5. Commitments and Contingencies
The Company leases facilities under non-cancelable operating leases with various expiration dates through
2016. The facilities generally require the Company to pay property taxes, insurance and maintenance costs.
Further, several lease agreements contain rent escalation clauses or rent holidays. For purposes of recognizing
minimum rental expenses on a straight-line basis over the terms of the leases, the Company uses the date of
initial possession to begin amortization, which is generally when the Company enters the space and begins to
make improvements in preparation of intended use. For scheduled rent escalation clauses during the lease terms
or for rental payments commencing at a date other than the date of initial occupancy, the Company records
minimum rental expenses on a straight-line basis over the terms of the leases in the consolidated statements of
operations. The Company has the option to extend or renew most of its leases which may increase the future
minimum lease commitments.
Because the terms of the Company’s original facilities lease agreements required the Company’s
involvement in the construction funding of the buildings at its Los Gatos, California headquarters site, the
Company is the “deemed owner” (for accounting purposes only) of these buildings. Accordingly, the Company
recorded an asset of $40.7 million, representing the total costs of the buildings and improvements, including the
costs paid by the lessor (the legal owner of the buildings), with corresponding liabilities. Upon completion of
construction of each building, the Company did not meet the sale-leaseback criteria for de-recognition of the
building assets and liabilities. Therefore the leases are accounted for as financing obligations.
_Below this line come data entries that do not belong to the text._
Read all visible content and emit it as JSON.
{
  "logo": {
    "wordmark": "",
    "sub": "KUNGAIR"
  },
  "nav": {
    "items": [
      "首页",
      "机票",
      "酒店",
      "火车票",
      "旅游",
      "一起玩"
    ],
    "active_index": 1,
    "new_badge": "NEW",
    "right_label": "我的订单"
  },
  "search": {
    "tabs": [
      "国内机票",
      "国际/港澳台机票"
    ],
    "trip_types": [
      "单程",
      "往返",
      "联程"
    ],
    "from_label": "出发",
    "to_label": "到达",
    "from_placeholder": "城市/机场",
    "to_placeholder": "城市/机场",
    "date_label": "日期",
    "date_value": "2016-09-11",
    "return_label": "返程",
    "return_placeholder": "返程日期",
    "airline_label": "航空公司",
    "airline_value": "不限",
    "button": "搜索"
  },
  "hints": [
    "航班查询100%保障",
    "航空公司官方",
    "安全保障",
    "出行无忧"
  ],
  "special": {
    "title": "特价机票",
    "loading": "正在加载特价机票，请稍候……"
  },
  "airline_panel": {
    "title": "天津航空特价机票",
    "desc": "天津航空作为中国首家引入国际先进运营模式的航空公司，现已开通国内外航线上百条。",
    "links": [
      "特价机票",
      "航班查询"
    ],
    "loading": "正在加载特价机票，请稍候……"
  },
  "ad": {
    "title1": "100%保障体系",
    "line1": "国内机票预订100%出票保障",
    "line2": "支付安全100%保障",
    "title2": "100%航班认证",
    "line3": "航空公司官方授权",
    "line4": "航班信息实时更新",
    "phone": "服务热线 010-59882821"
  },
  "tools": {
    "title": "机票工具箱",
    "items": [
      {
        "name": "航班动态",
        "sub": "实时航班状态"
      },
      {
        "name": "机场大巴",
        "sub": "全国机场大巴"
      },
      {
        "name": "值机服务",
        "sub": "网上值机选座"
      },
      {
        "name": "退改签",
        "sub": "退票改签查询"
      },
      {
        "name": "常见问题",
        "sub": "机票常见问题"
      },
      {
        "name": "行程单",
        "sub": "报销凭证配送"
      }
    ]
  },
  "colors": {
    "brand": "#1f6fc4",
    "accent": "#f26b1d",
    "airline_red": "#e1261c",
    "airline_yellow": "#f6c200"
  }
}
Future minimum payments under lease financing obligations and non-cancelable operating leases as of
December 31, 2009 are as follows:
Year Ending December 31,
Future
Minimum
Payments
(in thousands)
2010 .......................................................... $17,214
2011 .......................................................... 13,950
2012 .......................................................... 11,506
2013 .......................................................... 5,064
2014 .......................................................... 3,144
Thereafter ...................................................... 1,868
Total minimum payments ......................................... $52,746
Future minimum payments under lease financing obligations as of December 31, 2009 total $12.4
million. The lease financing obligation balance at the end of the lease term will be approximately $32.6 million
which reflects the net book value of the buildings to be relinquished to the lessor.